Unfortunately Mondays are the worst possible day to get a flat at work, as they are the one day we are required to wear "business dress".  Short of replacing an air filter or windshield wipers, changing a tire is about as simple an operation that one can perform on their car (and in addition to changing the oil makes a complete list of maintenance activities I am qualified to perform), but doing so in slacks, a dress shirt and dress shoes is uncomfortable to say the least.  The fact that the wind was blowing 50 miles an hour did not make the task any easier, and as an aside, I learned that even a dry leaf, when travelling at those speeds, will hurt if it strikes you in the face.  By the time we were done Tory's shirt and arms looked like she had received a hug from a grease monkey.  I fared better, with only my hands getting greasy, since I never actually crawled under the car, nor did I hug the greasy monkey that ambled by.

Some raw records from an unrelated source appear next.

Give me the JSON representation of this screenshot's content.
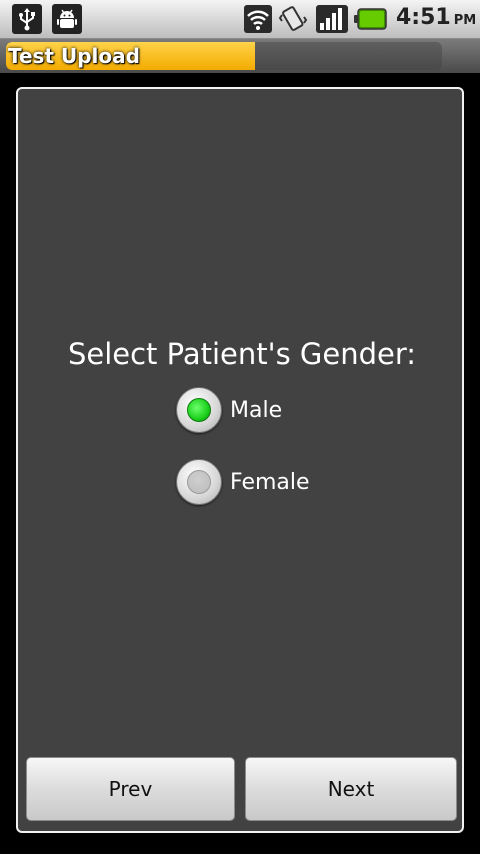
{
  "status_bar": {
    "time": "4:51",
    "ampm": "PM",
    "icons": [
      "usb-icon",
      "android-debug-icon",
      "wifi-icon",
      "vibrate-icon",
      "signal-icon",
      "battery-icon"
    ]
  },
  "title_bar": {
    "title": "Test Upload",
    "progress_fraction": 0.57,
    "progress_color": "#f7b800"
  },
  "form": {
    "prompt": "Select Patient's Gender:",
    "options": [
      {
        "label": "Male",
        "selected": true
      },
      {
        "label": "Female",
        "selected": false
      }
    ],
    "selected_color": "#22dd22"
  },
  "buttons": {
    "prev_label": "Prev",
    "next_label": "Next"
  }
}
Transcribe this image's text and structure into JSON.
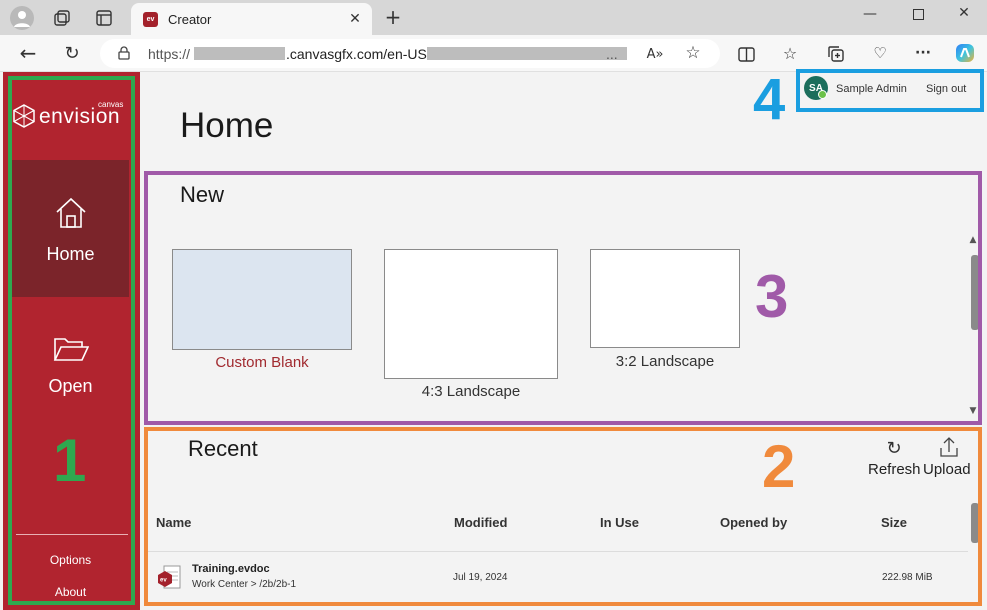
{
  "browser": {
    "tab_title": "Creator",
    "favicon_text": "ev",
    "url_prefix": "https://",
    "url_middle": ".canvasgfx.com/en-US/",
    "url_suffix": "..."
  },
  "sidebar": {
    "logo_small": "canvas",
    "logo_text": "envision",
    "items": [
      {
        "label": "Home",
        "active": true
      },
      {
        "label": "Open",
        "active": false
      }
    ],
    "options_label": "Options",
    "about_label": "About"
  },
  "user": {
    "initials": "SA",
    "name": "Sample Admin",
    "sign_out": "Sign out"
  },
  "main": {
    "title": "Home",
    "new": {
      "heading": "New",
      "templates": [
        {
          "label": "Custom Blank"
        },
        {
          "label": "4:3 Landscape"
        },
        {
          "label": "3:2 Landscape"
        }
      ]
    },
    "recent": {
      "heading": "Recent",
      "refresh_label": "Refresh",
      "upload_label": "Upload",
      "columns": [
        "Name",
        "Modified",
        "In Use",
        "Opened by",
        "Size"
      ],
      "rows": [
        {
          "name": "Training.evdoc",
          "path": "Work Center > /2b/2b-1",
          "modified": "Jul 19, 2024",
          "in_use": "",
          "opened_by": "",
          "size": "222.98 MiB"
        }
      ]
    }
  },
  "annotations": {
    "labels": [
      "1",
      "2",
      "3",
      "4"
    ],
    "colors": {
      "sidebar": "#2fa84f",
      "recent": "#f08a3c",
      "new": "#a05aa8",
      "user": "#1a9ee0"
    }
  },
  "colors": {
    "brand": "#b1242f",
    "brand_dark": "#7b242a"
  }
}
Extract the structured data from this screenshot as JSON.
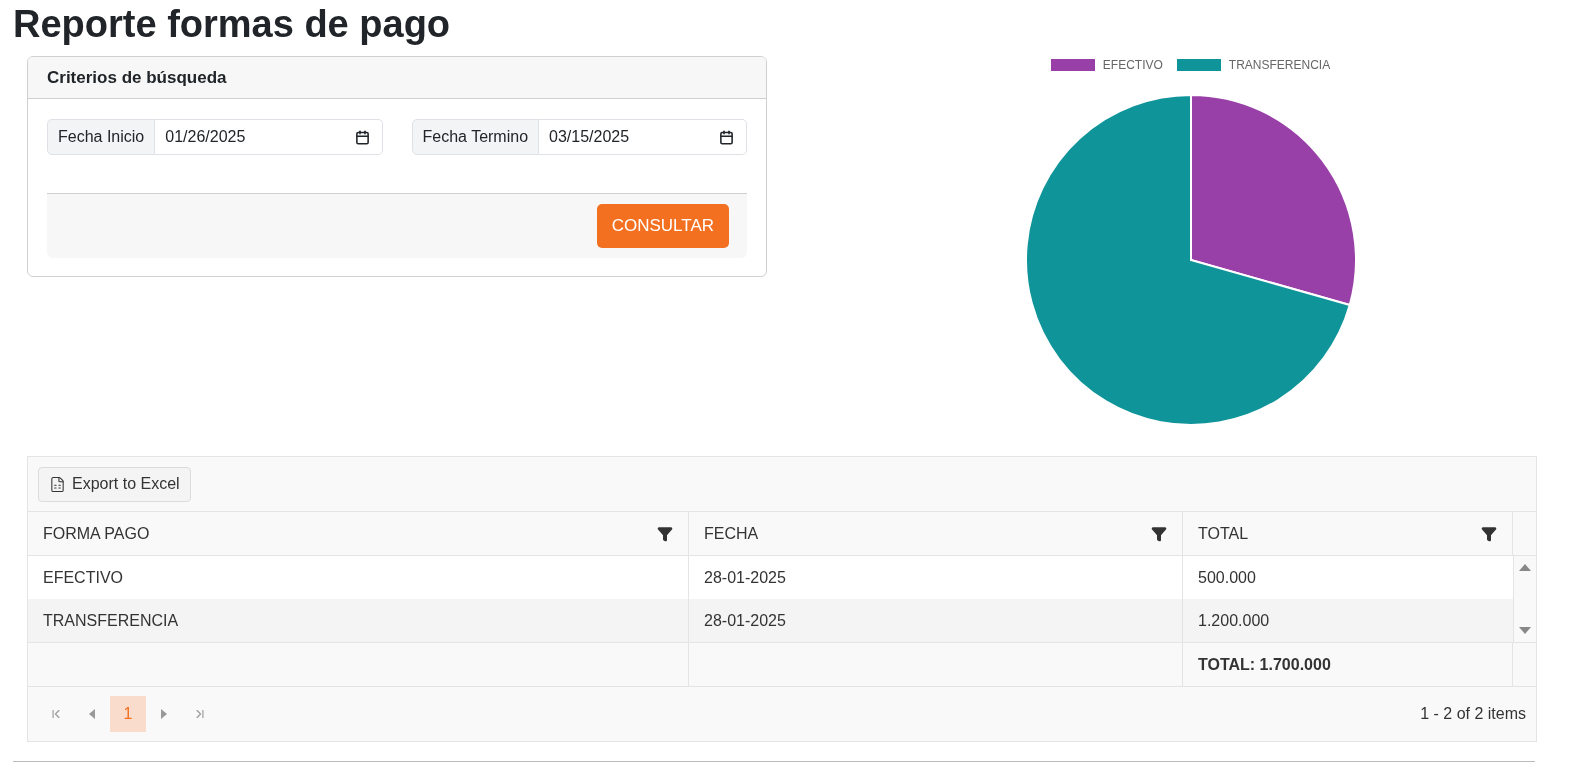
{
  "page_title": "Reporte formas de pago",
  "search_card": {
    "title": "Criterios de búsqueda",
    "fields": [
      {
        "label": "Fecha Inicio",
        "value": "01/26/2025"
      },
      {
        "label": "Fecha Termino",
        "value": "03/15/2025"
      }
    ],
    "button": "CONSULTAR"
  },
  "chart_data": {
    "type": "pie",
    "categories": [
      "EFECTIVO",
      "TRANSFERENCIA"
    ],
    "legend": "top",
    "values": [
      29.4,
      70.6
    ],
    "colors": [
      "#993fa8",
      "#0f949a"
    ]
  },
  "grid": {
    "toolbar_button": "Export to Excel",
    "columns": [
      "FORMA PAGO",
      "FECHA",
      "TOTAL"
    ],
    "rows": [
      [
        "EFECTIVO",
        "28-01-2025",
        "500.000"
      ],
      [
        "TRANSFERENCIA",
        "28-01-2025",
        "1.200.000"
      ]
    ],
    "footer": {
      "total": "TOTAL: 1.700.000"
    },
    "pages": [
      {
        "label": "1",
        "selected": true
      }
    ],
    "pager_info": "1 - 2 of 2 items"
  }
}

Sadly Tory's bad luck only started with getting a flat tire on a Monday.  When I arrived she had already expended a can of "Fix-a-flat", which had decidedly not fixed her flat.  It would have been more aptly called "Leave a pool of white stuff on the ground", as this is all it accomplished.  Tory had already placed the jack under the car, and after cross-referencing the handy "where to place the jack" diagram on the bumper, right next to the "you can take my gun when you peel it out of my cold dead hands" bumper sticker, I lifted the car with one hand and the miraculous power of hydraulics, removed the tire, and replaced it with the spare.

Once I lowered the car we discovered that the spare apparently felt sorry for the tire it was replacing, as it was also flat.  Unfortunately, Tory did not have a can of "Fix-a-flat-spare" to use, so we were out of options.  Tory called her husband, also known as "the guy who smartly decided to marry Pretty Tory rather than become a priest", and he came out to take her and her two flat tires to the tire store to get them replaced.  My stint as a good but sadly useless Samaritan came to an end, and I made my way through the wind and back to work.  I would have liked to have gotten a hug, but Rhett was in no mood to give me one.